Saturday 20 October 2018

Investors face losing millions after collapse at Custom House Capital

Liquidator to take over as extent of problems is revealed

From left: John Mulholland, director at Custom House Capital, CEO Harry Cassidy and investment director John Whyte.
From left: John Mulholland, director at Custom House Capital, CEO Harry Cassidy and investment director John Whyte.

Emmet Oliver and Donal O'Donovan

Solicitors, accountants, doctors and business people are among 1,500 investors who are at risk of losing millions after the collapse of an "Irish ponzi scheme" -- Custom House Capital.

Investments given to Custom House ranged from €250,000 to several million euro and investors now face having their money frozen as a liquidator takes over to clear up the mess at the insolvent company.

In an explosive 200-page report by two High Court inspectors, it has emerged that key Custom House executives misused customers' funds, misled investors and gave inaccurate information to the Financial Regulator.

Mr Justice Gerard Hogan said the report described "a sort of an Irish ponzi scheme" and he ordered copies of the report be furnished to Justice Minister Alan Shatter, the Director of Public Prosecutions, the Director of Corporate Enforcement and gardai.

The report reveals that money was moved out of cash funds and transferred to property deals without the permission of clients. €56m was transferred to property syndicates, mainly in Germany and France. The report makes it clear there was "systematic and deliberate misuse of assets and cash" belonging to customers.

In addition, this activity was "deliberately disguised" by Custom House using "false accounting" and "misleading statements to clients".

The Custom House collapse could be one of the biggest scandals involving ordinary investors since the onset of the financial crisis.

The chief executive during this period was Harry Cassidy, a well-known figure in Dublin financial circles. Mr Cassidy was unavailable to comment last night.

A non-executive director of the company, John Mulholland, told the Irish Independent that he was not involved in day-to-day management of Custom House and knew nothing of the transfers.

Custom House investors blasted Financial Regulator Matthew Elderfield over the collapse, saying regulators should have spotted the problems earlier.

The Irish Independent understands that the regulator is to carry out an inquiry into how his office handled the affair. A report will be completed in January.


The investors are concerned at the appointment of Kieran Wallace of KPMG as liquidator, because KPMG failed to spot the scale of problems when it looked at Custom House in 2009 and again this year.

Mr Wallace was not involved in the previous inspection.

More than 1,500 investors handed as much as €500m to be managed by Custom House.
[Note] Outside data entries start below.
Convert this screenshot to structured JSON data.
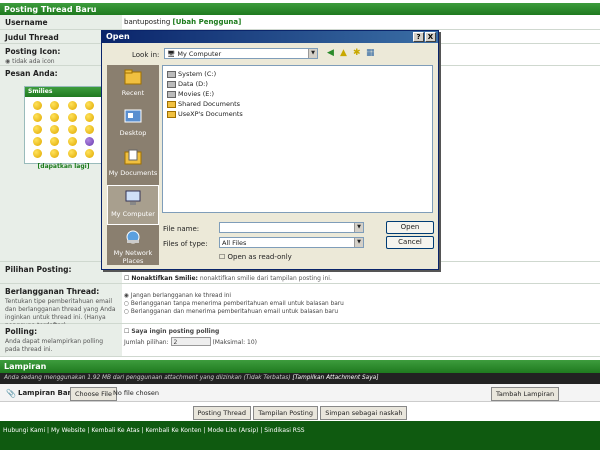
{
  "header": {
    "title": "Posting Thread Baru"
  },
  "form": {
    "username_label": "Username",
    "username_value": "bantuposting",
    "change_user_link": "[Ubah Pengguna]",
    "title_label": "Judul Thread",
    "icon_label": "Posting Icon:",
    "no_icon": "tidak ada icon",
    "message_label": "Pesan Anda:",
    "smilies_title": "Smilies",
    "more_smilies": "[dapatkan lagi]",
    "options_label": "Pilihan Posting:",
    "disable_smilies": "Nonaktifkan Smilie:",
    "disable_smilies_desc": "nonaktifkan smilie dari tampilan posting ini.",
    "subscribe_label": "Berlangganan Thread:",
    "subscribe_desc": "Tentukan tipe pemberitahuan email dan berlangganan thread yang Anda inginkan untuk thread ini. (Hanya pengguna terdaftar)",
    "sub_opt1": "Jangan berlangganan ke thread ini",
    "sub_opt2": "Berlangganan tanpa menerima pemberitahuan email untuk balasan baru",
    "sub_opt3": "Berlangganan dan menerima pemberitahuan email untuk balasan baru",
    "poll_label": "Polling:",
    "poll_desc": "Anda dapat melampirkan polling pada thread ini.",
    "poll_check": "Saya ingin posting polling",
    "poll_options_label": "Jumlah pilihan:",
    "poll_options_value": "2",
    "poll_max": "(Maksimal: 10)"
  },
  "attachments": {
    "title": "Lampiran",
    "usage_note": "Anda sedang menggunakan 1.92 MB dari penggunaan attachment yang diizinkan (Tidak Terbatas)",
    "show_link": "[Tampilkan Attachment Saya]",
    "attach_label": "Lampiran Baru:",
    "choose_file": "Choose File",
    "no_file": "No file chosen",
    "add_button": "Tambah Lampiran"
  },
  "actions": {
    "post": "Posting Thread",
    "preview": "Tampilan Posting",
    "save_draft": "Simpan sebagai naskah"
  },
  "footer": {
    "links": "Hubungi Kami | My Website | Kembali Ke Atas | Kembali Ke Konten | Mode Lite (Arsip) | Sindikasi RSS"
  },
  "dialog": {
    "title": "Open",
    "look_in_label": "Look in:",
    "look_in_value": "My Computer",
    "places": [
      "Recent",
      "Desktop",
      "My Documents",
      "My Computer",
      "My Network Places"
    ],
    "files": [
      "System (C:)",
      "Data (D:)",
      "Movies (E:)",
      "Shared Documents",
      "UseXP's Documents"
    ],
    "file_name_label": "File name:",
    "file_name_value": "",
    "files_of_type_label": "Files of type:",
    "files_of_type_value": "All Files",
    "read_only": "Open as read-only",
    "open_button": "Open",
    "cancel_button": "Cancel",
    "help": "?",
    "close": "X"
  }
}
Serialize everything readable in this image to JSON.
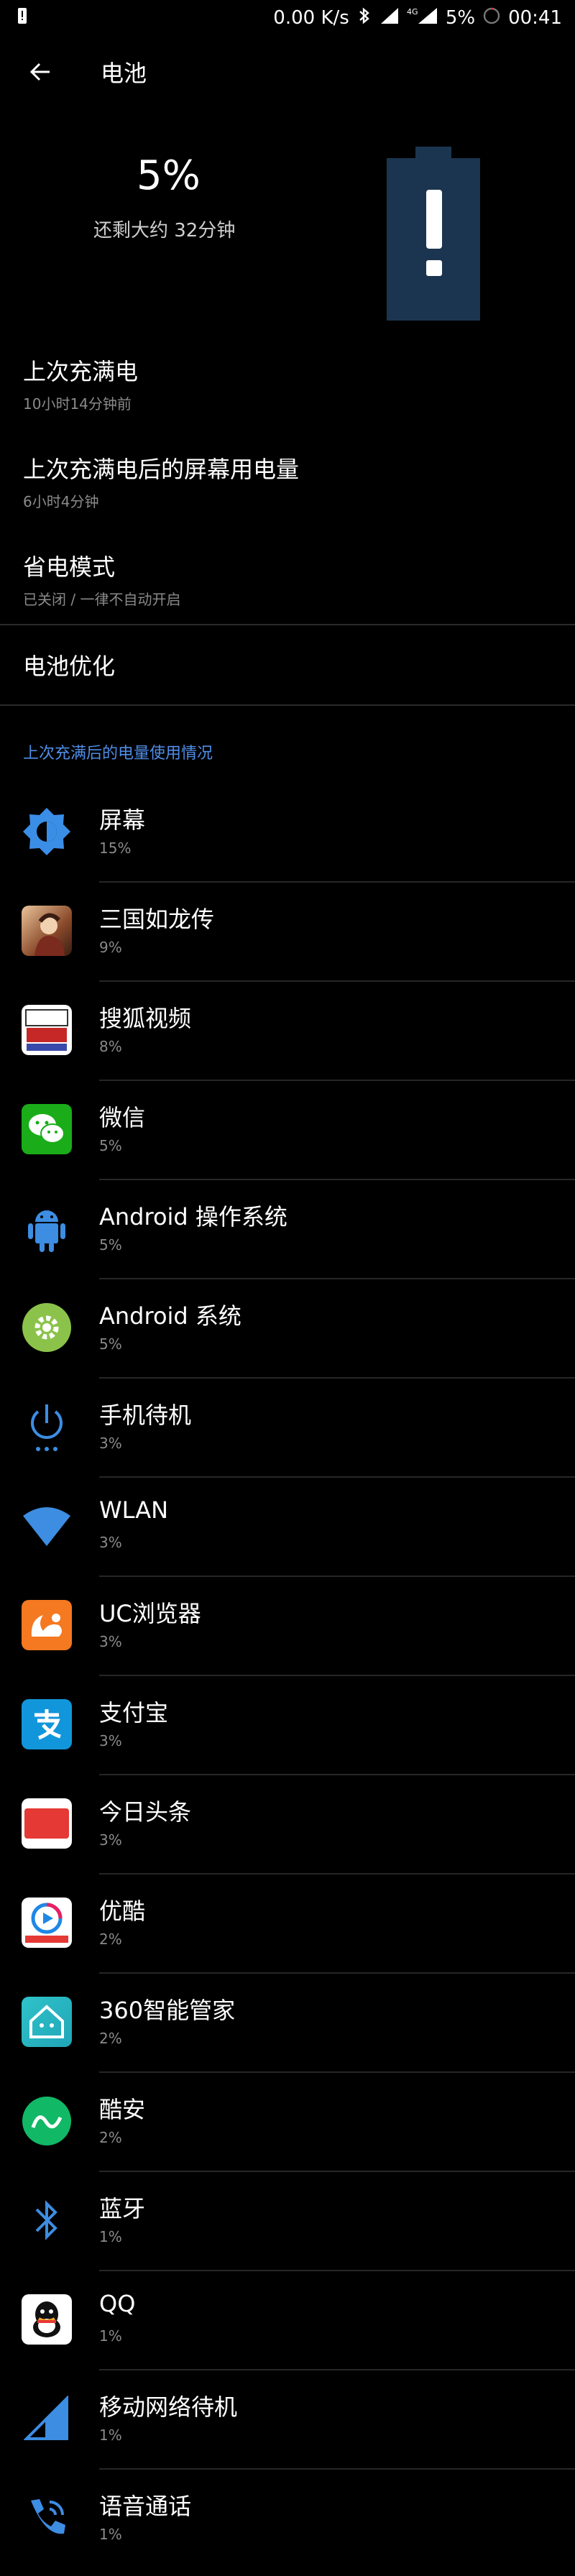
{
  "status_bar": {
    "speed": "0.00 K/s",
    "network": "4G",
    "battery": "5%",
    "time": "00:41"
  },
  "header": {
    "title": "电池"
  },
  "summary": {
    "percent": "5%",
    "remaining": "还剩大约 32分钟"
  },
  "prefs": [
    {
      "title": "上次充满电",
      "subtitle": "10小时14分钟前"
    },
    {
      "title": "上次充满电后的屏幕用电量",
      "subtitle": "6小时4分钟"
    },
    {
      "title": "省电模式",
      "subtitle": "已关闭 / 一律不自动开启"
    },
    {
      "title": "电池优化"
    }
  ],
  "section_title": "上次充满后的电量使用情况",
  "usage": [
    {
      "name": "屏幕",
      "value": "15%",
      "icon": "screen-brightness-icon"
    },
    {
      "name": "三国如龙传",
      "value": "9%",
      "icon": "sanguo-app-icon"
    },
    {
      "name": "搜狐视频",
      "value": "8%",
      "icon": "sohu-video-app-icon"
    },
    {
      "name": "微信",
      "value": "5%",
      "icon": "wechat-app-icon"
    },
    {
      "name": "Android 操作系统",
      "value": "5%",
      "icon": "android-robot-icon"
    },
    {
      "name": "Android 系统",
      "value": "5%",
      "icon": "android-system-gear-icon"
    },
    {
      "name": "手机待机",
      "value": "3%",
      "icon": "power-standby-icon"
    },
    {
      "name": "WLAN",
      "value": "3%",
      "icon": "wifi-icon"
    },
    {
      "name": "UC浏览器",
      "value": "3%",
      "icon": "uc-browser-app-icon"
    },
    {
      "name": "支付宝",
      "value": "3%",
      "icon": "alipay-app-icon"
    },
    {
      "name": "今日头条",
      "value": "3%",
      "icon": "toutiao-app-icon"
    },
    {
      "name": "优酷",
      "value": "2%",
      "icon": "youku-app-icon"
    },
    {
      "name": "360智能管家",
      "value": "2%",
      "icon": "360-home-app-icon"
    },
    {
      "name": "酷安",
      "value": "2%",
      "icon": "coolapk-app-icon"
    },
    {
      "name": "蓝牙",
      "value": "1%",
      "icon": "bluetooth-icon"
    },
    {
      "name": "QQ",
      "value": "1%",
      "icon": "qq-app-icon"
    },
    {
      "name": "移动网络待机",
      "value": "1%",
      "icon": "cell-signal-icon"
    },
    {
      "name": "语音通话",
      "value": "1%",
      "icon": "phone-call-icon"
    }
  ],
  "colors": {
    "accent": "#4f8ee8",
    "battery_fill": "#1b3550",
    "wechat": "#1aad19",
    "android": "#3d8de2",
    "uc": "#f47920",
    "alipay": "#1296db",
    "toutiao": "#e53935"
  }
}
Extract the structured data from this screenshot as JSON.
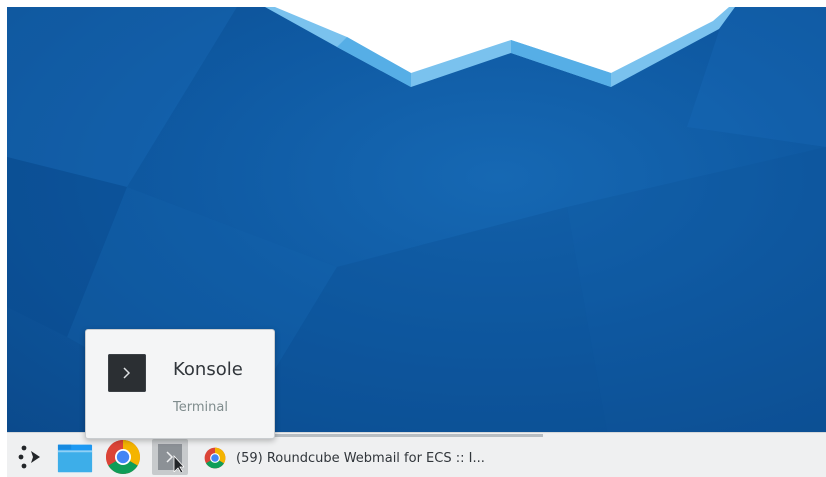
{
  "tooltip": {
    "title": "Konsole",
    "subtitle": "Terminal",
    "icon": "terminal-icon"
  },
  "taskbar": {
    "launchers": [
      {
        "name": "application-launcher",
        "icon": "kde-launcher-icon"
      },
      {
        "name": "file-manager",
        "icon": "folder-icon"
      },
      {
        "name": "chrome",
        "icon": "chrome-icon"
      },
      {
        "name": "konsole",
        "icon": "terminal-icon"
      }
    ],
    "task": {
      "icon": "chrome-icon",
      "label": "(59) Roundcube Webmail for ECS :: I..."
    }
  },
  "colors": {
    "desktop": "#0f5aa3",
    "taskbar": "#eff0f1",
    "accent": "#1d99f3"
  }
}
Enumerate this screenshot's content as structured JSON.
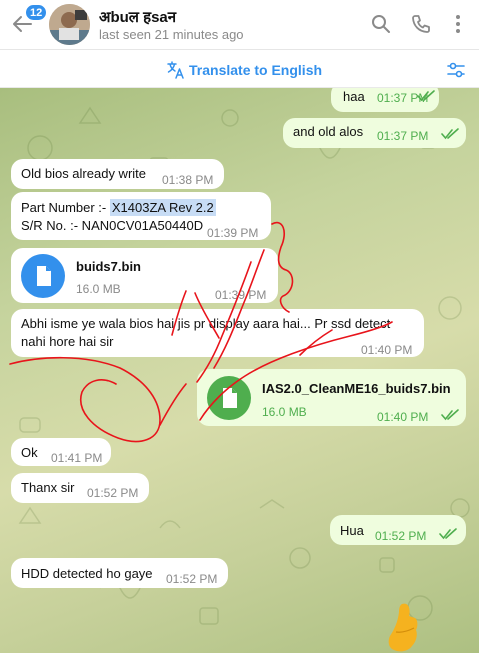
{
  "header": {
    "unread_count": "12",
    "title": "अbuल हsaन",
    "status": "last seen 21 minutes ago"
  },
  "translate": {
    "label": "Translate to English"
  },
  "messages": {
    "m1": {
      "text": "haa",
      "time": "01:37 PM"
    },
    "m2": {
      "text": "and old alos",
      "time": "01:37 PM"
    },
    "m3": {
      "text": "Old bios already write",
      "time": "01:38 PM"
    },
    "m4": {
      "line1_prefix": "Part Number :- ",
      "line1_highlight": "X1403ZA Rev 2.2",
      "line2": "S/R No. :- NAN0CV01A50440D",
      "time": "01:39 PM"
    },
    "m5": {
      "file_name": "buids7.bin",
      "file_size": "16.0 MB",
      "time": "01:39 PM"
    },
    "m6": {
      "text": "Abhi isme ye wala bios hai jis pr display aara hai... Pr ssd detect nahi hore hai sir",
      "time": "01:40 PM"
    },
    "m7": {
      "file_name": "IAS2.0_CleanME16_buids7.bin",
      "file_size": "16.0 MB",
      "time": "01:40 PM"
    },
    "m8": {
      "text": "Ok",
      "time": "01:41 PM"
    },
    "m9": {
      "text": "Thanx sir",
      "time": "01:52 PM"
    },
    "m10": {
      "text": "Hua",
      "time": "01:52 PM"
    },
    "m11": {
      "text": "HDD detected ho gaye",
      "time": "01:52 PM"
    }
  },
  "colors": {
    "accent": "#3390ec",
    "outgoing_bubble": "#effdde",
    "read_ticks": "#4fae4e",
    "annotation": "#e8141b"
  }
}
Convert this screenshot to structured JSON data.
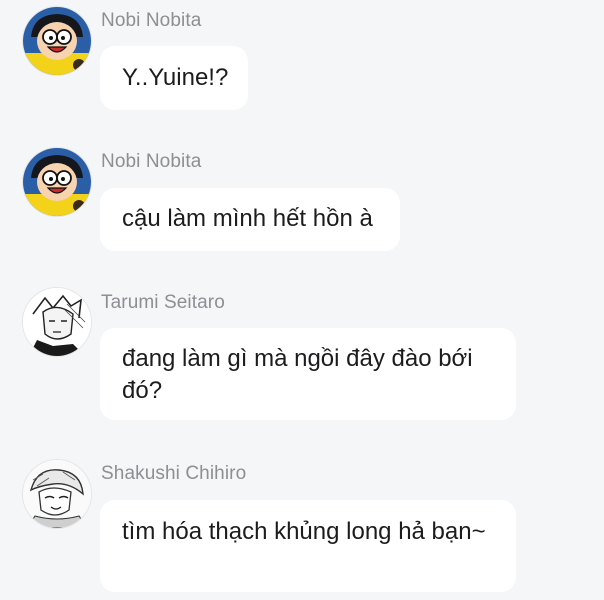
{
  "messages": [
    {
      "sender": "Nobi Nobita",
      "text": "Y..Yuine!?",
      "avatar": "nobita-avatar"
    },
    {
      "sender": "Nobi Nobita",
      "text": "cậu làm mình hết hồn à",
      "avatar": "nobita-avatar"
    },
    {
      "sender": "Tarumi Seitaro",
      "text": "đang làm gì mà ngồi đây đào bới đó?",
      "avatar": "tarumi-avatar"
    },
    {
      "sender": "Shakushi Chihiro",
      "text": "tìm hóa thạch khủng long hả bạn~",
      "avatar": "chihiro-avatar"
    }
  ],
  "colors": {
    "background": "#f5f6f8",
    "bubble": "#ffffff",
    "name_text": "#8e8e93",
    "message_text": "#1c1c1e"
  }
}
In all, CHC managed €1.3bn worth of assets, because the spending power of the pension money was boosted by some €800m in bank loans.

Clients that placed money with Custom House did not invest in the company itself -- instead Custom House matched each investor to a share in large property deals in Germany and France.

The assets are owned by pension investors, not the company. That wealth is ring-fenced from the company itself so will not be caught up in the liquidation.

Despite such safeguards, there is uncertainty for thousands whose pension funds have been frozen until the unravelling of Customer House dealing is complete.

Last night, 100 of those affected hired solicitors Lavelle Coleman to represent them.

Custom House ran a high-end "wealth management" business, which was aimed at doctors, lawyers and other well heeled pension investors.